Did anyone watch the video associated with the post?

It seems people think I am either going to tow a big generator that will produce the hydrogen for me, or buy a hydrogen car... I'm just talking about a simple piece of kit that you hook up to your engine.

heeelllooo john

what we are saying is it takes more energy out than it gives you back so you extra 14mpg must mean its not converting the hydrogen
otherwise you would be minus perhaps 17mpg as it converts

do you not think every car in the world would be fitted with such a device if they worked!!!!!

Yeah I guess you are right, that's all I wanted to know, suppose I shouldn't believe everything I see on Youtube :) Thanks.
 
What I meant is we RARELY have to physically take the battery out and hook it up to a charger in our home to a household plug.
Oh. I thought you were referring to something that we all do, albeit rarely, whereas it seems that you referring to something that nobody else ever has to do.

As when the engine is running it charges it for us, I meant if we put a hydrogen kit in our cars, will this drain a great quantity from our battery to seperate the hydrogen which means the car doesn't charge it fast enough and we have to keep charging it ourselves.
No. It won't. Unless you think that computer screens are a portal into another universe and that your aunt is trying to murder you, in which case all things are possible.

Because people are saying it is going to cost more in seperating the hydrogen than petrol, but I can't see were the money is going to come out of our pockets.
People are saying, in a nutshell, that the idea of installing equipment, in an ordinary car, that will derive hydrogen from water, so that it can power the car, is a less likely proposition than Dame Barbara Cartland rising from her grave and cooking you a nice fish supper.

Hydrogen kit, £30.

Hook it up to your normal petrol/diesel car.

An extra 13 miles or so to the galon and better efficiency.

Where's the loss?
More to the point, where's the Hyperlink?
Open your eyes and look on the first post.
Ah, I see. I take it from your sarcasm that you think I wasn't reading properly.

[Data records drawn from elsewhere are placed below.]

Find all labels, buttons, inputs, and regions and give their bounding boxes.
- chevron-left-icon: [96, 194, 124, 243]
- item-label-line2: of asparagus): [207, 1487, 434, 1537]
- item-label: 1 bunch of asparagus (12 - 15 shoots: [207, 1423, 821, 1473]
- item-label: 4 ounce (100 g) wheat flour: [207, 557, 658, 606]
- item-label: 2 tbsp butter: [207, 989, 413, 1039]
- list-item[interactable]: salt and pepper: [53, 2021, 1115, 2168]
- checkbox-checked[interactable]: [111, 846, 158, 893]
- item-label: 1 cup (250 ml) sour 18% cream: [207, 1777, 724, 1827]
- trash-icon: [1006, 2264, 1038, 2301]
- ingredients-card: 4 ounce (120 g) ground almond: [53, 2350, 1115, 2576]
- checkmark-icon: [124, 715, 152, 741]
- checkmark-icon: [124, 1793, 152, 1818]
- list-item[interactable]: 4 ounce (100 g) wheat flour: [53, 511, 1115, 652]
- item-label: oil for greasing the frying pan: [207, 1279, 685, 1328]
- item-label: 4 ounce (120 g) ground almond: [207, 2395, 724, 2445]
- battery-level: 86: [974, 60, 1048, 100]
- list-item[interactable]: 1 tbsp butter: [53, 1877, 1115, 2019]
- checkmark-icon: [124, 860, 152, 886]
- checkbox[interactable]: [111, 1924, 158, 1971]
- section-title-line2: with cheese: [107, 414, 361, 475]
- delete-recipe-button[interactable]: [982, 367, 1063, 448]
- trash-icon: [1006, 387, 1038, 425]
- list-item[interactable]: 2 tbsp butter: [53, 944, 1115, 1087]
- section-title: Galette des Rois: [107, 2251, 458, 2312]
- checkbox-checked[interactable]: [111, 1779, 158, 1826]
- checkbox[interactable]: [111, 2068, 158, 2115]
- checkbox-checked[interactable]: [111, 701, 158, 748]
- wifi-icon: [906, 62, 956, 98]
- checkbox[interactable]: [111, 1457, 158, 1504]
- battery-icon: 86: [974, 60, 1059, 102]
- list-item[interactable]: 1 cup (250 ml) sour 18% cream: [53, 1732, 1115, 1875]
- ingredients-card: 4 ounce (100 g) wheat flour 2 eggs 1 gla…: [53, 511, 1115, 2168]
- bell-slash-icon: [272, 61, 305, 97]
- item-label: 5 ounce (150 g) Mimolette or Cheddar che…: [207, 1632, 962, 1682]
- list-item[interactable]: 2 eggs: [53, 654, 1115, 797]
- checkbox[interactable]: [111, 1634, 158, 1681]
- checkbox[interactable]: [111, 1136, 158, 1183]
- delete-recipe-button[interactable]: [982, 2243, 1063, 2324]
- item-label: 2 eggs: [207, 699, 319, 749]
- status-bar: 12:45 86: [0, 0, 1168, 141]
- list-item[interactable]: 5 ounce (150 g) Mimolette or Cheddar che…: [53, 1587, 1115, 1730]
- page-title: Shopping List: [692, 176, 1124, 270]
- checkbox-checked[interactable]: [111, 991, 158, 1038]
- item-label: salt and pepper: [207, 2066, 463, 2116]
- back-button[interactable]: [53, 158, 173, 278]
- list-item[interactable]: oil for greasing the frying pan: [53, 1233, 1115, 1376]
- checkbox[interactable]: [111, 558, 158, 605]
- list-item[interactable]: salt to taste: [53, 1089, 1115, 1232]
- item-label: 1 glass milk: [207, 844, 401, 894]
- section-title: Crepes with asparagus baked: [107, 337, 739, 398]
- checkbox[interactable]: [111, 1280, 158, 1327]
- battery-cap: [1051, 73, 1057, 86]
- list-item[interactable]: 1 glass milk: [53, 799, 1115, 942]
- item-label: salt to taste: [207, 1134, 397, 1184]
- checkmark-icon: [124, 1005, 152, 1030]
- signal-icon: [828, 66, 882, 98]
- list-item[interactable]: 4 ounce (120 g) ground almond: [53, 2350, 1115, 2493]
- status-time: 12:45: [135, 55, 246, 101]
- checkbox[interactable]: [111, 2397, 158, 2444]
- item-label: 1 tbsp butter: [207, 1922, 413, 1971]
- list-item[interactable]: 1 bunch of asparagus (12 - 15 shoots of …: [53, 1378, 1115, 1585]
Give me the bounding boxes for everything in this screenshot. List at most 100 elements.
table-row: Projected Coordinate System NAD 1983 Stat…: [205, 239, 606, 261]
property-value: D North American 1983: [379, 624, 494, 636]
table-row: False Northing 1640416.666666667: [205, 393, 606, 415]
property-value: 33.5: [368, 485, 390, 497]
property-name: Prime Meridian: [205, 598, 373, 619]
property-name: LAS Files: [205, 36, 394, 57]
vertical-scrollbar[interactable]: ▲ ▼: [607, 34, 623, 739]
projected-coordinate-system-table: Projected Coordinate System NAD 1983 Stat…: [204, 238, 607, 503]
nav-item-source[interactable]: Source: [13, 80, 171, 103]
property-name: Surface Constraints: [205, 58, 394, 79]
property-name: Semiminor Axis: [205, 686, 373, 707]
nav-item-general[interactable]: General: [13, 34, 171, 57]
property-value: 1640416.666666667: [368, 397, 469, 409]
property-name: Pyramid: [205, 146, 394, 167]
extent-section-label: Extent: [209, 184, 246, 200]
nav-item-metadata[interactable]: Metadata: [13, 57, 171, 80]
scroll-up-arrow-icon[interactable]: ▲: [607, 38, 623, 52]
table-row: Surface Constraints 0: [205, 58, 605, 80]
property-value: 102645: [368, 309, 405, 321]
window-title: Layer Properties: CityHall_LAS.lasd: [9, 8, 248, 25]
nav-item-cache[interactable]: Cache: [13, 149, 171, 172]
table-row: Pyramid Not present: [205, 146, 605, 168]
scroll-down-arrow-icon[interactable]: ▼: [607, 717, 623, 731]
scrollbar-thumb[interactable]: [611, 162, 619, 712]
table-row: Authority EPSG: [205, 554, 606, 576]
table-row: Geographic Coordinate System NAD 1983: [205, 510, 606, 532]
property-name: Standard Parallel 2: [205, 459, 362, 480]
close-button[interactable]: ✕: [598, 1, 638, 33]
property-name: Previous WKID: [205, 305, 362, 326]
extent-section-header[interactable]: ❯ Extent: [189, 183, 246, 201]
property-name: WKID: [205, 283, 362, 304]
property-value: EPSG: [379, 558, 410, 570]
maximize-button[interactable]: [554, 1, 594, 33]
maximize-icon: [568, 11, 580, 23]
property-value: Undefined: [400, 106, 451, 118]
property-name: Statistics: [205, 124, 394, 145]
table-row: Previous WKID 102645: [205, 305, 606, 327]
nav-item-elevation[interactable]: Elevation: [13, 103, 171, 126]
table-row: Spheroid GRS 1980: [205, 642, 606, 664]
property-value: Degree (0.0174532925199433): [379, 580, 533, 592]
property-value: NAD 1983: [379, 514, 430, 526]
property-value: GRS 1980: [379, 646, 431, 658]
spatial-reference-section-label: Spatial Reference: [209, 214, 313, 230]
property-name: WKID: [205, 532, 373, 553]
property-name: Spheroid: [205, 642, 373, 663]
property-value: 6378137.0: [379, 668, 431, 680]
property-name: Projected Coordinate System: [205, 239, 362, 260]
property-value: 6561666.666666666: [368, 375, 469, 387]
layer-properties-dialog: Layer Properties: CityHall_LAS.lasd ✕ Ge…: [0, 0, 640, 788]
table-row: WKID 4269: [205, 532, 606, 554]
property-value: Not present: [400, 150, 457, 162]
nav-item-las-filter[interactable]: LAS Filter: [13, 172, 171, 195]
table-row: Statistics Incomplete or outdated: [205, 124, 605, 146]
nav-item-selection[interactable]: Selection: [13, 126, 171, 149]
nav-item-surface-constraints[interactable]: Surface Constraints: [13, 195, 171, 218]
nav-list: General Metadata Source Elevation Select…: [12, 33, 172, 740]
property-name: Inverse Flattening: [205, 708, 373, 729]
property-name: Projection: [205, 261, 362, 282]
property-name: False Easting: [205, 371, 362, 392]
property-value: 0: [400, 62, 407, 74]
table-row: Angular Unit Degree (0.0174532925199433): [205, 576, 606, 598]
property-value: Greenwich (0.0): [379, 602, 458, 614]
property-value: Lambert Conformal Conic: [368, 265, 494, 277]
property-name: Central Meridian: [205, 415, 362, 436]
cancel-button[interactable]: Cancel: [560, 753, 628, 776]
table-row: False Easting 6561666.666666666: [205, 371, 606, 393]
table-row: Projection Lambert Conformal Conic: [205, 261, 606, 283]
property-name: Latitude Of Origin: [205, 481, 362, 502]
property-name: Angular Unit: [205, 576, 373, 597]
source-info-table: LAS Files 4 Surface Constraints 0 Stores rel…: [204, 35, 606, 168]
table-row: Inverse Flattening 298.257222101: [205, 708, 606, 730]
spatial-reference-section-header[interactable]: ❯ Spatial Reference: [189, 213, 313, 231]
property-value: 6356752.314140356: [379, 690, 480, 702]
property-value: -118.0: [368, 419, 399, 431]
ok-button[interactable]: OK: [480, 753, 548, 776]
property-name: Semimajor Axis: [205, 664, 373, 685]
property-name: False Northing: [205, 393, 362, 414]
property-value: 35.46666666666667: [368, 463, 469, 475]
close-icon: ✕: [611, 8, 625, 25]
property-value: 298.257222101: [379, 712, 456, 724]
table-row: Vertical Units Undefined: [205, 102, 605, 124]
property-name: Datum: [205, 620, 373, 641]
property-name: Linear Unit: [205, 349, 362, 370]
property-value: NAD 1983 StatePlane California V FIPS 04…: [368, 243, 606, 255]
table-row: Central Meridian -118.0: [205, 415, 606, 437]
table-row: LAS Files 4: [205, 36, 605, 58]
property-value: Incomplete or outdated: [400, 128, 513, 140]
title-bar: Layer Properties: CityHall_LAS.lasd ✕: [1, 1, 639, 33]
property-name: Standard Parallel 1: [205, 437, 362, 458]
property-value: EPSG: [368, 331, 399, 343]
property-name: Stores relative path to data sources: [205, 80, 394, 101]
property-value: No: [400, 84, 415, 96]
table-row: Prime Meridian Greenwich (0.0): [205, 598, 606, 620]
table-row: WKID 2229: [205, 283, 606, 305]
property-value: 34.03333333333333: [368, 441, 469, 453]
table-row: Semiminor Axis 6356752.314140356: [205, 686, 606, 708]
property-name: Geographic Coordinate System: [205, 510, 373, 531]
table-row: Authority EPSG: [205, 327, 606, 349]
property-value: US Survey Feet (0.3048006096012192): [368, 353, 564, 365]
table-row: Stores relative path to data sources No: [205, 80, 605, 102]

However, my mistake to think that you had found a web site on which you could "buy" the conversion kit for £30, whereas you seem to be referring to the video that you referenced in your first post, which is footage of some scam artists at work.

Don't get me wrong, it's a very nice video, and the web site at www.ecohho.com is a warm, nostalgic reminder of how gullible people have to be in order to be taken in by such a scam, but if any forum member (other than you) has been fooled by it then I'll happily undertake to coat my genitals with bird seed and lie naked at the Senataph on Sunday morning.